Et puis il y a le contexte : la famille où l'on mange des huîtres, et celle où l'on fait des spaghettis bolognèse. On pourrait lui reprocher d'être schématique, mais pour qui connaît un peu le monde… D'ailleurs est-il plus important d'écrire son roman que de faire prof des écoles ? Je le trouve plutôt malin, Kechiche, sur  ce qu'on pourrait appeler le Goût des Autres, en référence à la jolie comédie des Jaoui-Bacri. Malgré quelques dialogues un peu convenus (notamment sur l'art).
Film à voir pour son culot, son érotisme, son style, et ses actrices formidables. Adèle en premier. Et il n'y aura plus qu'Eric Neuhoff, qui a perdu son cœur et qui est critique au Figaro, pour trouver qu'après tout c'est l'histoire de deux gourdiflottes de province et que les scènes sont trop longues.





Dans mon petit panier à vocabulaire

Merci à Agnès, chère copine suisse qui vient d'y déposer CONTROLLING, MOBBING, mais surtout les superbes FORTUITUDE et SÉRENDIPITÉ, nouvelles appellations (non encore avalisées par les dicos) qui font déjà un tabac dans les séminaires. 
Exemples :
— Madame Pichegru, est-ce que par fortuitude vous pourriez me peser une demi-livre de sérendipité ?
— Ah ben j'en ai pu, mon pauv'meussieur. Depuis que les avions QATARIS atterrissent sur le TARMAC (c'est France 2 et France 3 qui disent comme ça ; maintenant les avions, ils atterrissent sur les aires de stationnement !), j'ai reçu que des HASHTAGS. Ça vous ira ou s'il vous faut des DIÈSES ?
Note du blogueur : pour une fois qu'on avait un joli mot qui chantait (dièse), on a préféré la formule qui fleure l'armée teutonne ! Hashtag ! Cela dit, ce dièse n'est pas un vrai dièse, mais un signe typographique # qui veut dire "numéro". Et toc ! Quant aux Qataris, non seulement ils s'assoient sur les droits de l'Homme, mais en plus ils s'assoient sur l'orthographe ! Depuis qand ne met-on pas de u en français après un q ? 



Délation virtuelle

"Terre des Hommes" vient de se faire remarquer en piégeant des internautes avec une petite fille virtuelle qu'ils ont fabriquée.
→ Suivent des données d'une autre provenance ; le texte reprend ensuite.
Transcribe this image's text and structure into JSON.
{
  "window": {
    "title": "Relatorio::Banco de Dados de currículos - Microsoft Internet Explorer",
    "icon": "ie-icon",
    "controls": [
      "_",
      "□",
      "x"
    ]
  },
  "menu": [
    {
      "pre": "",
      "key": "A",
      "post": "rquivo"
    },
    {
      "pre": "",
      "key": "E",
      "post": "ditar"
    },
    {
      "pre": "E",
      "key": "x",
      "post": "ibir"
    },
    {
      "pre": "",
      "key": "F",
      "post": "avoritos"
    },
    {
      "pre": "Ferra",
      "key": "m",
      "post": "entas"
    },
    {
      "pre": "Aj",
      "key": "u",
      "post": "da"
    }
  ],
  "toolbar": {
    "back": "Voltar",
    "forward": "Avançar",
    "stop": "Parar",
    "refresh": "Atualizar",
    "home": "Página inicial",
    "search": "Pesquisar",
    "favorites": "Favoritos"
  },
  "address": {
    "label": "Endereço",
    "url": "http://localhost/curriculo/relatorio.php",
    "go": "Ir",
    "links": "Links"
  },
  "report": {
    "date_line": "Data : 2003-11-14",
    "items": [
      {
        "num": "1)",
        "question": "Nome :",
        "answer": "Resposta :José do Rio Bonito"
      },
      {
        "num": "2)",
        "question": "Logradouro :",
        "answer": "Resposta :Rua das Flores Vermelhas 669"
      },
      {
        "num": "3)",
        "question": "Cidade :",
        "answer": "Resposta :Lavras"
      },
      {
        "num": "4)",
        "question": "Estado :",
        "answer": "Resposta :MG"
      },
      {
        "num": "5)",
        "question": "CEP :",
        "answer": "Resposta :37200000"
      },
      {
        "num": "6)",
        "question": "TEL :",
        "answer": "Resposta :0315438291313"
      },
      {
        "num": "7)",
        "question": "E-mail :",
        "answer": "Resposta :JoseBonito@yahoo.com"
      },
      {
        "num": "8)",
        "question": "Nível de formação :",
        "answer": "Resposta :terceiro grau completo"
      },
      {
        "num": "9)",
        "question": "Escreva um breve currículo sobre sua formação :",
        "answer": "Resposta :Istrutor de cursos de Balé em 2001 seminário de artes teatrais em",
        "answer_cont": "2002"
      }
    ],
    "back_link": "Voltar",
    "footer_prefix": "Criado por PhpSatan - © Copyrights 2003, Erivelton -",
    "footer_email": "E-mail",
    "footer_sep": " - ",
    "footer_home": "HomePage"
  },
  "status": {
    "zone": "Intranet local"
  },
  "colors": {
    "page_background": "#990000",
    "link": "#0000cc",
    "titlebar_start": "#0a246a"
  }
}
Comme ça, on peut avoir le nom et l'adresse des pédophiles qui ont mordu à l'hameçon. Je suggère d'étendre l'expérience à tous les "nolife" qui s'amusent à zigouiller dans les jeux vidéo des centaines de créatures tout aussi virtuelles sans être inquiétés. Je me propose même de faire parvenir à cette ONG les coordonnées de plusieurs de ces malencontreux, parmi les enfants de mes ami(e)s. 

Ecobonnets

Si j'ai bien compris, quelques patrons bretons ont fait reculer le gouvernement pour continuer d'avoir le droit de polluer gratuitement avec leurs camions pourris. Et ils sont devenus les héros du combat contre le grand méchant fisc ! C'est ça ou je me trompe ? Cela dit, "l'écotaxe" et la punition en général ne sont pas forcément les solutions les plus malines, même si c'est tout ce qu'ont trouvé les écolos. Mais là, quand même, je trouve que la manipulation des médias a été fort intelligemment orchestrée. Il est vrai qu'ils ne demandent que ça !

Les marchands

Il paraît qu'il faut payer, maintenant, pour regarder le moindre match de foutchebôl à la télé ? Ça ne passerait plus sur les chaînes "gratuites" ? Personnellement je n'en ai pas grand chose à taper, mais si j'étais vous, je me plaindrais. Déjà qu'en dehors d'Arte et des chaînes publiques, les films sont scandaleusement saucissonnés (mais comment ça peut-y être autorisé, ça ????), déjà que le moindre extrait sur Youtioube est précédé d'une réclame pour les yaourts, déjà que les hebdos dégueulent de pubs moches, déjà que le métro et les gares nous agressent d'écrans insupportables, déjà que ma boîte courrielle est inondée de spams… Les marchands sont déjà sur nos genoux. Et l'amour, dans tout ça ?

Zoa
Sabrina a refait sa zone au théâtre La Loge. On a beaucoup aimé le très singulier "Corps de Ballet" de Mohamed El Khatib, ainsi que l'expérience douce et forte du groupe nu de la "performeuse" Enna Chaton, "Je me sens maladroit(e)". Par ailleurs, Stéphanie Lupo ("C'est la fin") confirme son talent électrique ! (J'ai traduit les titres en français, vous me connaissez…)
On attend la prochaine Zone ; je dis pas ça par copinage, sinon je dirais rien. Préparez vos agendas pour 2014.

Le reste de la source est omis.